In the construction industry, payment is the sum of money paid to contractors after their works or certain projects has been successfully realized. Payments are so important to contractors that it is a constant headache for them as problems in construction would always be revolving around the poor payment practices. In a typical engineering and construction contract, it is apparent that the contractor has promise to carry out all the works under the contracts. On the other hand, the employer must keep his side of promise by giving necessary consideration which in most cases comes in monetary form. There are two basic payment provisions in virtually every subcontract and in most purchase orders. First is the progress payment whereby the Contractor generally makes payment based upon percentage of completion. Second is the completion payment whereby the Contractor generally makes payment upon completion and acceptance of the work. In order to ensuring the flow of the work activities under the contract and its eventual successful realization, construction contracts had been drafted.

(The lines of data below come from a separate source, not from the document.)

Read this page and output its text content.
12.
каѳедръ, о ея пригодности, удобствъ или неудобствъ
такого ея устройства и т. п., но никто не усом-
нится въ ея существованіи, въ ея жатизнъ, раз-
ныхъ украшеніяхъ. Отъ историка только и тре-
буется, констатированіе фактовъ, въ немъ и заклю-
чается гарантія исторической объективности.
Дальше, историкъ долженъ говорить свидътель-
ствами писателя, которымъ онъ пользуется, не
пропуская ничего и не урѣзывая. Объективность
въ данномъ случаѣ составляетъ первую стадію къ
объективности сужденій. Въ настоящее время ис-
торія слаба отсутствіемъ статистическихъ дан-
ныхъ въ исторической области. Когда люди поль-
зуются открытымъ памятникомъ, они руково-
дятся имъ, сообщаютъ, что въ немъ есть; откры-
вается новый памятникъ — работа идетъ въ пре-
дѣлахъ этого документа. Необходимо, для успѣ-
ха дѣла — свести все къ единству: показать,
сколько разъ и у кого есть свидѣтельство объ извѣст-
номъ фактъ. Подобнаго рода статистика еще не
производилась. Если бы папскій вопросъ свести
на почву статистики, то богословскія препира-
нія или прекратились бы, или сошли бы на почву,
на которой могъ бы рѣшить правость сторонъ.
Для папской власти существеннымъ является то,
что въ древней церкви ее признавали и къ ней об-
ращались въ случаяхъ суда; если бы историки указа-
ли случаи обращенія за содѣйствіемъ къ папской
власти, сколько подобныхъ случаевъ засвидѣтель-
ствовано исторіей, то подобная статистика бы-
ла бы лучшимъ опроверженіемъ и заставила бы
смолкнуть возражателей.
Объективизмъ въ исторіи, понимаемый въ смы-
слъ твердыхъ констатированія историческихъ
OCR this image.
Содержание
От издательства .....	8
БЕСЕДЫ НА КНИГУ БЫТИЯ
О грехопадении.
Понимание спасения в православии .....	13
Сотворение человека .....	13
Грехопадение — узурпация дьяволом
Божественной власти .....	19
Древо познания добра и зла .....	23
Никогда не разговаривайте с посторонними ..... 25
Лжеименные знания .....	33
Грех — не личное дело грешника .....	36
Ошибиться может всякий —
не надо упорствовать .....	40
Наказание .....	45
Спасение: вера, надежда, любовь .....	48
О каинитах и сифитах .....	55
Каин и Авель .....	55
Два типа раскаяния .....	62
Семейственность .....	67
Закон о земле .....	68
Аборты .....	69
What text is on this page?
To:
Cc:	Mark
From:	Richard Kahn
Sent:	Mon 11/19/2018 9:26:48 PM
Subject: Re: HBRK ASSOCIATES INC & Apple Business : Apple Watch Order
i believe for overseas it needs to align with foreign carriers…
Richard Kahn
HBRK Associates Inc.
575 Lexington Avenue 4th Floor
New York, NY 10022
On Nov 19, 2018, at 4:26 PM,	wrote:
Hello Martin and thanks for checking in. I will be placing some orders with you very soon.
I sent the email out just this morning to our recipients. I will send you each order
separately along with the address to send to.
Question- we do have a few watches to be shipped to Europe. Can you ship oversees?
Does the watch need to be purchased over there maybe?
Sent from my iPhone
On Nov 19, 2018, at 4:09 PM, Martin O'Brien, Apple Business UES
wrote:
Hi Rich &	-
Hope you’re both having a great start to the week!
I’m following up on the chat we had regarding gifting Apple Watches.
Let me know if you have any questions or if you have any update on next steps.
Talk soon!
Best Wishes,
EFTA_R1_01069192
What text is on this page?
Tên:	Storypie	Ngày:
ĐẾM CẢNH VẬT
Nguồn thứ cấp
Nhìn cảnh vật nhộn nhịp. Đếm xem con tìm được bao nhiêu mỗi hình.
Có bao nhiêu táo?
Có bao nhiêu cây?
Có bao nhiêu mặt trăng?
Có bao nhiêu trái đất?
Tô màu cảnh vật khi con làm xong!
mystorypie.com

Most of these standard forms of contracts contain specially drafted clauses which govern all aspects of the subject of payment under the contract.

The above article is part of a paper, Chuah San Yu, Abdelnaser Omran, Abdul Aziz Hussin, CONTRACTORS, SUBCONTRACTOR, PAYMENT AND COMPLETION, The Proceedings of THE INTERNATIONAL CONFERENCE IN ECONOMICS AND ADMINISTRATION, ICEA–FAA 2012, June 8-9th, 2012. The Faculty of Business and Administration, University of Bucharest, Romania, pp. 504-511.